Where Hormonal Acne Appears

Hormonal acne has a characteristic distribution. In adult women, lesions cluster along the lower face: the jawline, chin, perioral area (around the mouth), and the front of the neck. This U-shaped pattern distinguishes it from typical teenage acne, which tends to concentrate on the forehead, nose, and central cheeks. The lower-face pattern is thought to reflect a higher density of hormone-sensitive oil glands in that region, though breakouts can extend to other areas too.

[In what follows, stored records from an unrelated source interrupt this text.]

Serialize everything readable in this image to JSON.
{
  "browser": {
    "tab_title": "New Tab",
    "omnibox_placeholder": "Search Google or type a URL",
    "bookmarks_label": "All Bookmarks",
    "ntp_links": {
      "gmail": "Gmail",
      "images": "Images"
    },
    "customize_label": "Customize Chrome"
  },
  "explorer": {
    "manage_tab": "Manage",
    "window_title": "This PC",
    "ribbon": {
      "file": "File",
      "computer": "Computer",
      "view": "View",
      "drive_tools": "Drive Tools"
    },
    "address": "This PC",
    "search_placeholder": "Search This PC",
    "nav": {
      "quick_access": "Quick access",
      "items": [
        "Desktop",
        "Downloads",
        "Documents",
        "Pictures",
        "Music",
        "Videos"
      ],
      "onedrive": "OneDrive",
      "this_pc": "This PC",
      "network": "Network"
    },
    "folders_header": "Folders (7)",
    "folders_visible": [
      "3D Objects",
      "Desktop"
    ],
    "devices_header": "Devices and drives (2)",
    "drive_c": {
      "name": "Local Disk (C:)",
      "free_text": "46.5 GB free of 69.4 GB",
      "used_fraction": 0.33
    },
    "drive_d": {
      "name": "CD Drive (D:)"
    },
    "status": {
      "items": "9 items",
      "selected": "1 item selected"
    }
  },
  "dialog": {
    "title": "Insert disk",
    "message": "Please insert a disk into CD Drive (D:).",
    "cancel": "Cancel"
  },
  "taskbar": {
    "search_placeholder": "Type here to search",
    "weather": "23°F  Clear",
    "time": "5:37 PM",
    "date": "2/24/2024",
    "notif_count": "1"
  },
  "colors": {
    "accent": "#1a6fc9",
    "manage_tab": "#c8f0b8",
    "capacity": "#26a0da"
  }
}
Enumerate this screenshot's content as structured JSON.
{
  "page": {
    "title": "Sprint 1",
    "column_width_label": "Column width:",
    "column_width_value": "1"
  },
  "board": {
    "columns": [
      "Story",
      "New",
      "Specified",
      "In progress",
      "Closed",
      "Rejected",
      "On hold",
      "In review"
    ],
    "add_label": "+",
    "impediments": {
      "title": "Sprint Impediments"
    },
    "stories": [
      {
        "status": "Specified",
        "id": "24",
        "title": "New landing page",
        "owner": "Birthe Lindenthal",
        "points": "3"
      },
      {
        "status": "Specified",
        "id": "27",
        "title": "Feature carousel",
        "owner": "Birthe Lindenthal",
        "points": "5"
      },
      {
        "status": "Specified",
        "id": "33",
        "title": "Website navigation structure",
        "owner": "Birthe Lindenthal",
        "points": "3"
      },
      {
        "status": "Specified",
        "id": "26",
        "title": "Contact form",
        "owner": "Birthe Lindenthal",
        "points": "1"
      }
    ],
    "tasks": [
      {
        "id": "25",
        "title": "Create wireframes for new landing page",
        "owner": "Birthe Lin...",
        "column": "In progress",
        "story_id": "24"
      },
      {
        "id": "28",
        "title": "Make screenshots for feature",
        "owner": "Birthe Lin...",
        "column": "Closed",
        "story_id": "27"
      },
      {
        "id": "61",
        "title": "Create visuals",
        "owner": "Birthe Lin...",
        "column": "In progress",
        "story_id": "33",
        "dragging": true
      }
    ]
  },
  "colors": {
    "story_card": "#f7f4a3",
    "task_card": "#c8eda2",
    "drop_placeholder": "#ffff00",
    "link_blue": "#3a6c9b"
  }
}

The lesions themselves tend to be deep, tender, and slow to resolve. Inflammatory nodules and cysts are more common than the blackheads and whiteheads that dominate adolescent acne. These deeper lesions carry a higher risk of scarring, which is one reason hormonal acne often feels more distressing than its severity might suggest on the surface.

Why Multiple Factors Converge

Hormonal acne is rarely caused by a single hormone acting alone. It’s the result of overlapping systems: androgens drive oil production and follicle plugging, insulin and IGF-1 amplify androgen signaling, stress hormones independently boost oil output and inflammation, and the balance between estrogen and androgens shifts across every menstrual cycle, pregnancy, and the menopausal transition. Genetics determine how sensitive your oil glands are to all of these signals in the first place, which is why two people with identical hormone levels can have completely different skin.

Understanding which of these inputs is most active for you can shape what actually works for treatment, whether that means addressing insulin resistance through diet changes, targeting androgen activity directly, or managing the cyclical hormonal shifts that predictably trigger flares.